Two randomized, open-label clinical studies involving healthy female volunteers aged 18-45 years (study 1, N = 32; study 2, N = 40) are described, which characterize the pharmacokinetics and steady-state dosage regimen performance of 2 novel, modified-release tranexamic acid tablet formulations. The objective of these studies was to identify the optimum product formulation to advance into late-phase clinical trials for heavy menstrual bleeding. For study 1, participants received single 1.3-g doses (2 650-mg tablets) of tranexamic acid modified-immediate-release (MIR) and tranexamic acid delayed-release (DR) formulations under fasting conditions compared with nonfasting conditions (after breakfast). For study 2, participants received tranexamic acid MIR or tranexamic acid DR as a single 1.3-g dose followed by a dosage regimen of 1.3 g every 8 hours for 5 days. Plasma tranexamic acid concentrations reached minimum effective levels (≥5 µg/mL) within 1.5 hours and within 3 hours after a 1.3-g tranexamic acid MIR and tranexamic acid DR dose, respectively. Food did not appreciably influence tranexamic acid MIR pharmacokinetics, whereas a high-fat meal significantly lowered the maximum concentration produced with tranexamic acid DR. Peak systemic exposure and maintenance of plasma tranexamic acid concentrations within the therapeutic range (5-15 µg/mL) were optimally achieved with 1.3 g of the MIR formulation dosed every 8 hours. The MIR and DR formulations were well tolerated. Peak-to-trough steady-state performance of the tranexamic acid MIR 1.3-g product (dosed every 8 hours, or 3 times daily, for up to 5 days) supported its advancement to late-phase clinical trials in women with heavy menstrual bleeding.

Thorough cardiac QTc interval conductance assessment of a novel oral tranexamic acid treatment for heavy menstrual bleeding.

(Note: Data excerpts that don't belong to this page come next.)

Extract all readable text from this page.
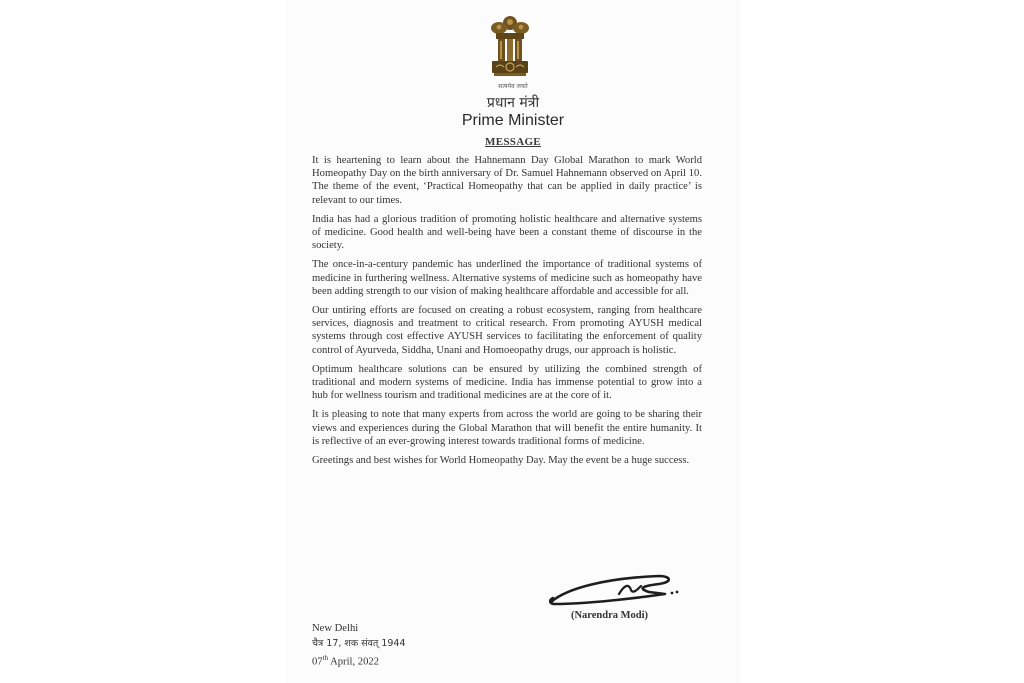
सत्यमेव जयते
प्रधान मंत्री
Prime Minister
MESSAGE

It is heartening to learn about the Hahnemann Day Global Marathon to mark World Homeopathy Day on the birth anniversary of Dr. Samuel Hahnemann observed on April 10. The theme of the event, ‘Practical Homeopathy that can be applied in daily practice’ is relevant to our times.

India has had a glorious tradition of promoting holistic healthcare and alternative systems of medicine. Good health and well-being have been a constant theme of discourse in the society.

The once-in-a-century pandemic has underlined the importance of traditional systems of medicine in furthering wellness. Alternative systems of medicine such as homeopathy have been adding strength to our vision of making healthcare affordable and accessible for all.

Our untiring efforts are focused on creating a robust ecosystem, ranging from healthcare services, diagnosis and treatment to critical research. From promoting AYUSH medical systems through cost effective AYUSH services to facilitating the enforcement of quality control of Ayurveda, Siddha, Unani and Homoeopathy drugs, our approach is holistic.

Optimum healthcare solutions can be ensured by utilizing the combined strength of traditional and modern systems of medicine. India has immense potential to grow into a hub for wellness tourism and traditional medicines are at the core of it.

It is pleasing to note that many experts from across the world are going to be sharing their views and experiences during the Global Marathon that will benefit the entire humanity. It is reflective of an ever-growing interest towards traditional forms of medicine.

Greetings and best wishes for World Homeopathy Day. May the event be a huge success.

(Narendra Modi)
New Delhi
चैत्र 17, शक संवत् 1944
07th April, 2022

OBJECTIVE: To assess the effect of a novel oral tranexamic acid treatment on cardiac repolarization in a randomized, double-blind, positive- and placebo-controlled, four-treatment single-dose cross-over inpatient study. METHODS: QTc interval and drug exposure relationship analyses were performed using triplicate digital electrocardiographs (ECGs) collected from 12-lead Holter monitors from healthy females (n = 48) with plasma drug concentrations and pharmacokinetics simultaneously evaluated over 24 h post-dose. Therapeutic (1.3 g) and supratherapeutic (3.9 g) tranexamic acid modified immediate-release doses, a positive-control 0.4 g moxifloxacin dose, and a placebo-control were administered at each period. RESULTS: All post-dose, time-matched, baseline-adjusted, mean QTcF (Fridericia's heart rate correction, QT/RR(1/3)) treatment-placebo differences (DeltaDeltaQTcF), were less than 5 milliseconds (ms) for the 1.3 g and 3.9 g tranexamic acid doses. Upper limits of the 95% confidence interval (CI) for all tranexamic acid-placebo DeltaDeltaQTcF doses were < 10 ms for all time points. Lower limits of the 95% CI for the positive-control (moxifloxacin-placebo) DeltaDeltaQTcF were > 5 ms at multiple time points demonstrating assay sensitivity. No correlation between tranexamic acid plasma concentrations and adjusted QTc intervals was observed. A positive linear relationship was observed for moxifloxacin (p < 0.01). CONCLUSION: Cardiac repolarization is not influenced by tranexamic acid at the doses studied.